In a memory system, for example, a data-mask command can be encoded
into one of the remaining combinations. (As is well known, memory
controllers can use a data-mask command to instruct a memory device
to ignore incoming data.) More generally, N-bit data and the timing
information required to sample the data is conveyed economically
using N+1 bits.
[0025] Returning to FIG. 2, encoder 125 includes a divider 205,
group-select logic 210, a group register 215, and a look-up table
(LUT) 220. Divider 205 divides each incoming 8-bit sub-word
Da.sub.n[7:0] by 24 (11000b), which provides a 4-bit quotient
Q.sub.n[3:0] and a 5-bit remainder R.sub.n[4:0]. Group-select logic
210 then calculates the current 4-bit group number G.sub.n[3:0] by
incrementing the sum of the quotient Q.sub.n[3:0] and the preceding
group number G.sub.n-1[3:0] and taking the modulo twelve (mod
1100b) of the result. Register 215 stores the current group number
G.sub.n[3:0] for the next calculation.
[0026] LUT 220 looks up the current code word Da0.sub.n[8:0] using
the current group number G.sub.n[3:0] and remainder R.sub.n[4:0].

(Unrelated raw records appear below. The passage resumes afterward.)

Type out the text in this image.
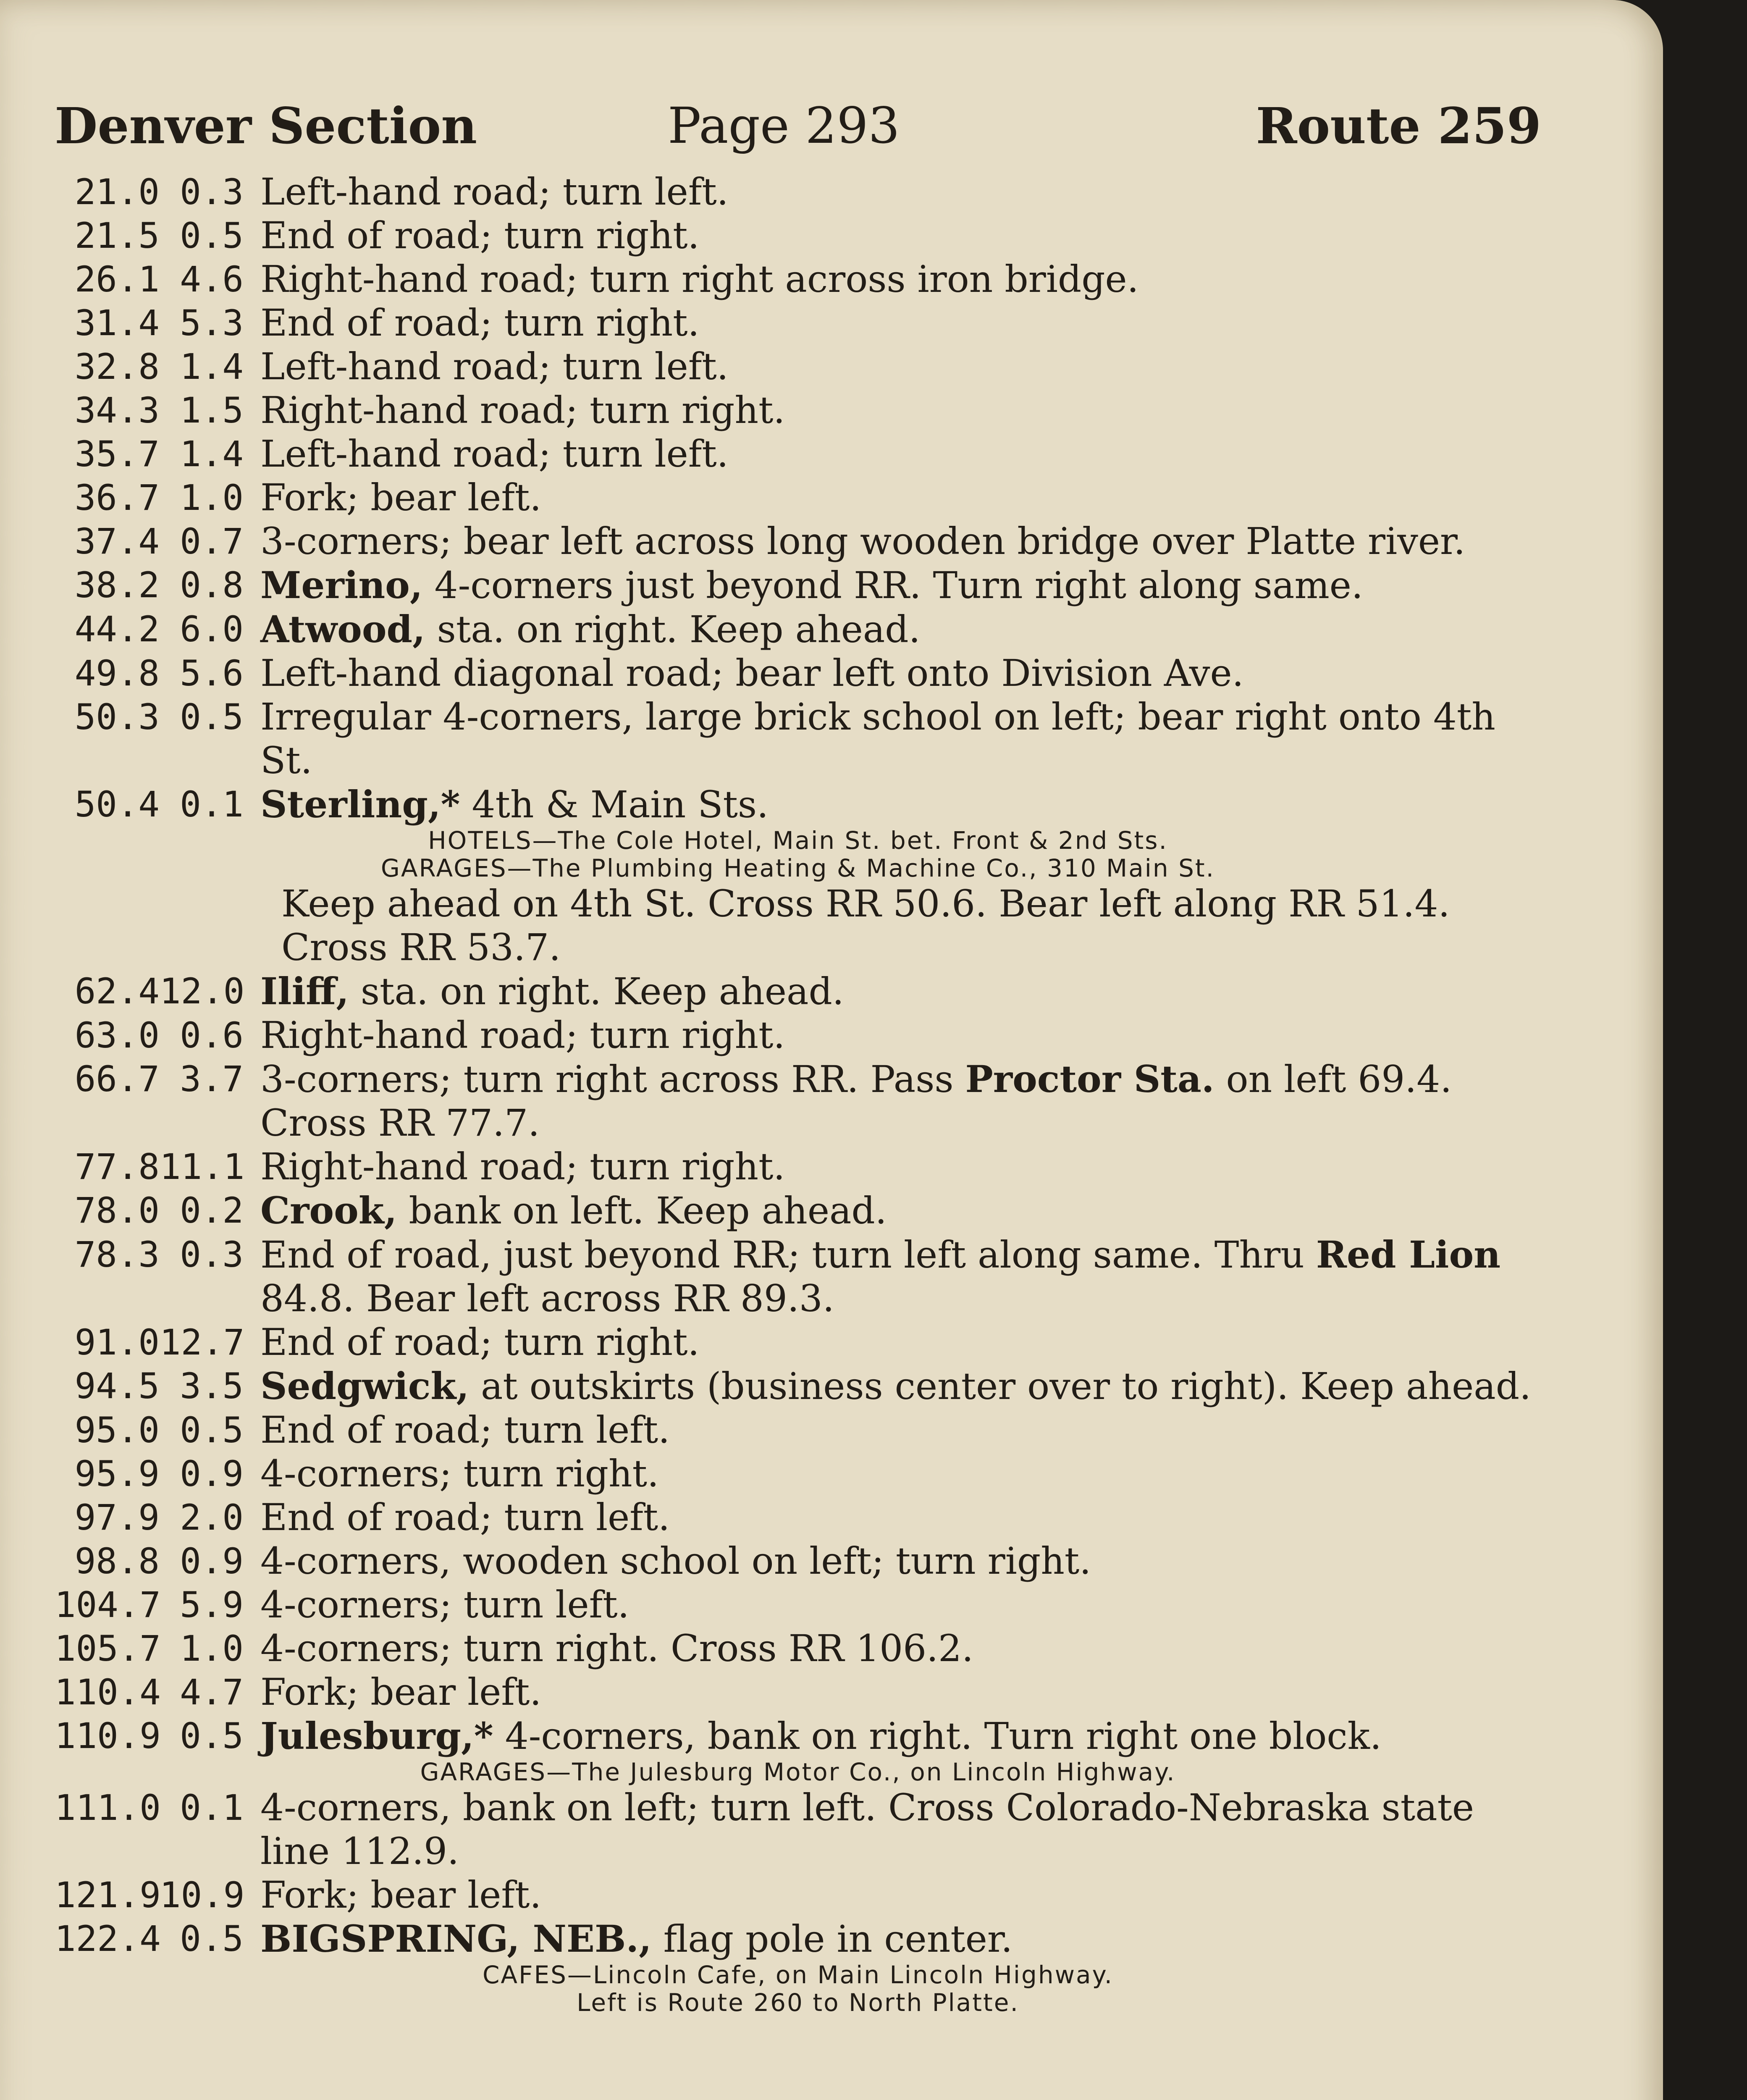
Denver Section	Page 293	Route 259
21.0 0.3 Left-hand road; turn left.
21.5 0.5 End of road; turn right.
26.1 4.6 Right-hand road; turn right across iron bridge.
31.4 5.3 End of road; turn right.
32.8 1.4 Left-hand road; turn left.
34.3 1.5 Right-hand road; turn right.
35.7 1.4 Left-hand road; turn left.
36.7 1.0 Fork; bear left.
37.4 0.7 3-corners; bear left across long wooden bridge over Platte river.
38.2 0.8 Merino, 4-corners just beyond RR. Turn right along same.
44.2 6.0 Atwood, sta. on right. Keep ahead.
49.8 5.6 Left-hand diagonal road; bear left onto Division Ave.
50.3 0.5 Irregular 4-corners, large brick school on left; bear right onto 4th St.
50.4 0.1 Sterling,* 4th & Main Sts.
HOTELS—The Cole Hotel, Main St. bet. Front & 2nd Sts.
GARAGES—The Plumbing Heating & Machine Co., 310 Main St.
Keep ahead on 4th St. Cross RR 50.6. Bear left along RR 51.4. Cross RR 53.7.
62.4 12.0 Iliff, sta. on right. Keep ahead.
63.0 0.6 Right-hand road; turn right.
66.7 3.7 3-corners; turn right across RR. Pass Proctor Sta. on left 69.4. Cross RR 77.7.
77.8 11.1 Right-hand road; turn right.
78.0 0.2 Crook, bank on left. Keep ahead.
78.3 0.3 End of road, just beyond RR; turn left along same. Thru Red Lion 84.8. Bear left across RR 89.3.
91.0 12.7 End of road; turn right.
94.5 3.5 Sedgwick, at outskirts (business center over to right). Keep ahead.
95.0 0.5 End of road; turn left.
95.9 0.9 4-corners; turn right.
97.9 2.0 End of road; turn left.
98.8 0.9 4-corners, wooden school on left; turn right.
104.7 5.9 4-corners; turn left.
105.7 1.0 4-corners; turn right. Cross RR 106.2.
110.4 4.7 Fork; bear left.
110.9 0.5 Julesburg,* 4-corners, bank on right. Turn right one block.
GARAGES—The Julesburg Motor Co., on Lincoln Highway.
111.0 0.1 4-corners, bank on left; turn left. Cross Colorado-Nebraska state line 112.9.
121.9
10.9 Fork; bear left.
122.4 0.5 BIGSPRING, NEB., flag pole in center.
CAFES—Lincoln Cafe, on Main Lincoln Highway.
Left is Route 260 to North Platte.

Considering Table 1 and assuming group number G.sub.n[3:0] is 1010b
and remainder R.sub.n[4:0] is 0000b, then Da[8:5] is 0111b and
Da0[4:0] is 00001b, i.e., Da[8:0] is 011100001b, which has a
Hamming weight of four. Encoder 125 similarly encodes the entire
set of 8-bit binary numbers into 9-bit code words with Hamming
weights of three, four, or five. This code space has the advantage
of low switching-induced supply noise. Further, although not
required for the embodiment of FIG. 1, the code space of encoder
125 provides sufficient transition density to support clock
recovery.
[0027] FIG. 3 depicts receiver RX0 of FIG. 1 in accordance with one
embodiment. Receiver RX0 is a 9 b/8 b decoder, an instance of which
may also be used for receiver RX90. Decoder RX90 can be implemented
using synchronous logic timed to decode 9-bit codes words or
sub-words into 8-bit codes. For example, in the embodiment of FIG.
1, receiver RX0 recovers data Da[7:0] from code words
Da0.sub.n[8:0] using clock signal RxClk90.
[0028] Decoder RX0 includes a LUT 305, multiply and add block 310,
a quotient block 315, and a group register 320. LUT 305 performs
the inverse function of LUT 220 of FIG. 2, and its operation can be
implemented as shown in Table 1. Using the prior example in which
the 9-bit code word Da0.sub.n[8:0] is 011100001b (i.e.,
Da0.sub.n[8:5] is 0111b and Da0.sub.n[4:0] is 00001b), Table 1
provides that group number G.sub.n[3:0] is 1010b and remainder
R.sub.n[4:0] is 00000b. Block 315 calculates quotient Q.sub.n[3:0]
by decrementing the difference between the current and previous
group numbers G.sub.n[3:0] and G.sub.n-1[3:0] and taking the modulo
twelve (mod 1100b) of the result. Register 320 stores the current
group number G.sub.n[3:0] for use with the next code word. Finally,
block 310 produces the 8-bit output data Da.sub.n[7:0] by adding
the remainder R.sub.n[4:0] to the product of twenty-four (11000b)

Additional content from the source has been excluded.